Later Pouncey noted how much he misses and likes Ernest Wallace, one of Hernandez's associates from his hometown of Bristol, Conn. Wallace is also charged in Odin Lloyd's murder and will stand trial separately, perhaps later this year.

"I miss Ernest, though too, bro," Pouncey said. "Real talk."

"Word, yeah," Hernandez said. "That's my [racial slur] man, yeah."

"He's a 100 brother," Pouncey said.

Hernandez also had a Christmas 2013 conversation with Jenkins that discussed the moving (or not moving) of clothes in the home they used to share. The prosecution could claim this was some kind of coded request to hide evidence – the sneakers Hernandez wore that night were never recovered by police, although the box they likely came in was.

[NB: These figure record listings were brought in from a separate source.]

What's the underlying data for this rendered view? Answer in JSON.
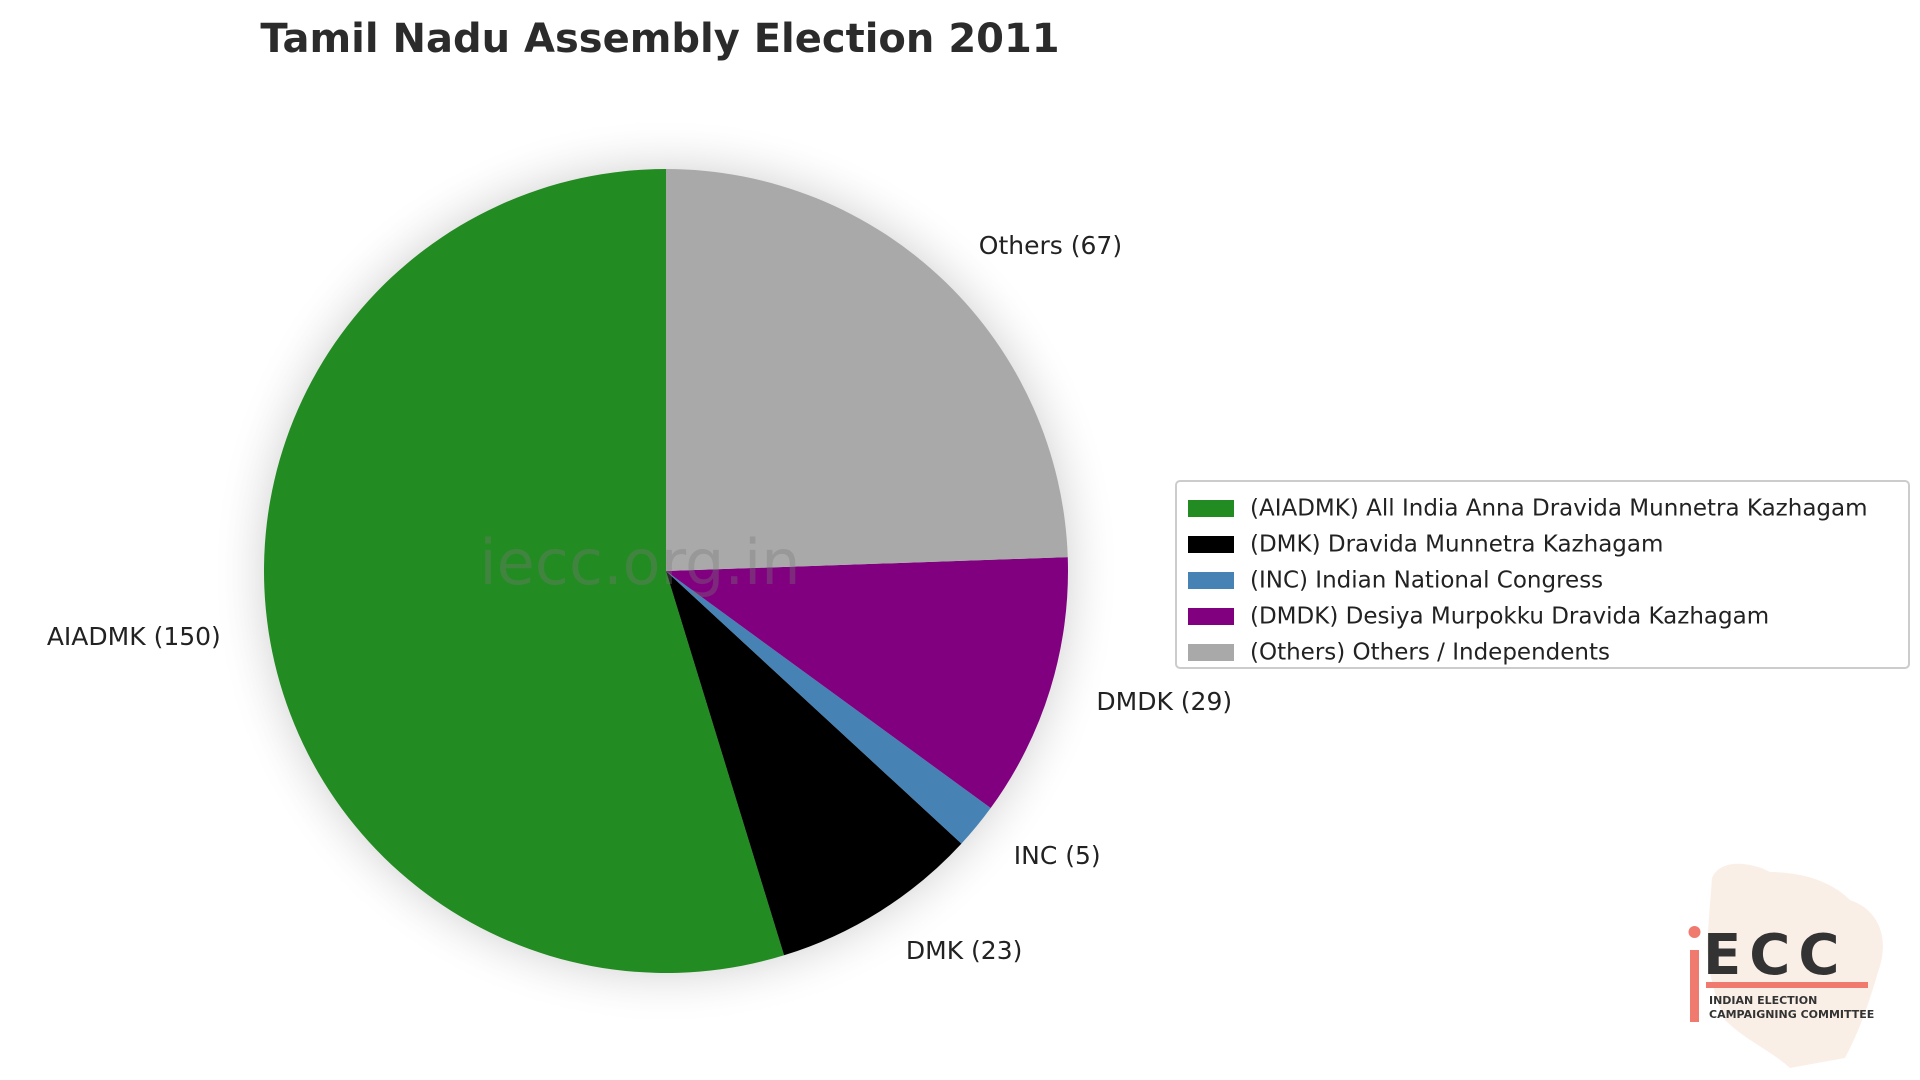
{
  "chart_data": {
    "type": "pie",
    "title": "Tamil Nadu Assembly Election 2011",
    "start_angle_deg": 90,
    "direction": "counterclockwise",
    "slices": [
      {
        "key": "AIADMK",
        "label": "AIADMK (150)",
        "value": 150,
        "color": "#228B22",
        "legend": "(AIADMK) All India Anna Dravida Munnetra Kazhagam"
      },
      {
        "key": "DMK",
        "label": "DMK (23)",
        "value": 23,
        "color": "#000000",
        "legend": "(DMK) Dravida Munnetra Kazhagam"
      },
      {
        "key": "INC",
        "label": "INC (5)",
        "value": 5,
        "color": "#4682B4",
        "legend": "(INC) Indian National Congress"
      },
      {
        "key": "DMDK",
        "label": "DMDK (29)",
        "value": 29,
        "color": "#800080",
        "legend": "(DMDK) Desiya Murpokku Dravida Kazhagam"
      },
      {
        "key": "Others",
        "label": "Others (67)",
        "value": 67,
        "color": "#A9A9A9",
        "legend": "(Others) Others / Independents"
      }
    ],
    "legend_position": "center-right",
    "watermark": "iecc.org.in"
  },
  "logo": {
    "mark": "ECC",
    "line1": "INDIAN ELECTION",
    "line2": "CAMPAIGNING COMMITTEE",
    "accent_color": "#F07A6E"
  }
}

It sounds more like Jenkins had no idea what Hernandez was saying.

"My clothes still at the house?" Hernandez asked.

"Where do you think they are?" Jenkins said.

"I don't know," Hernandez said.

"I mean, what, what do you think I'm doing," Jenkins said. "I really don't understand. Like, where do you think your clothes are? Your clothes are exactly, I mean, that is your house. Your clothes are exactly where they're supposed to be. … I thought about moving your shoes to give me some more room, but, I mean, I left them."

"Yeah," Hernandez said, before making a noise that was inaudible on the recording.

Jenkins may have been confused by everything, including the severity of the situation Hernandez found himself in.

"But I, I don't know what you're thinking I'm doing," she said. "I mean, your clothes are exactly where, I mean, you've only been gone for what, six months?"

"Yeah," Hernandez said.

"You act like you're going to be gone for, like, 20 years," Jenkins concluded.

The way this trial is going, coupled with a pending double-homicide rap up in Boston for a separate 2012 shooting, Hernandez would probably take just 20 years.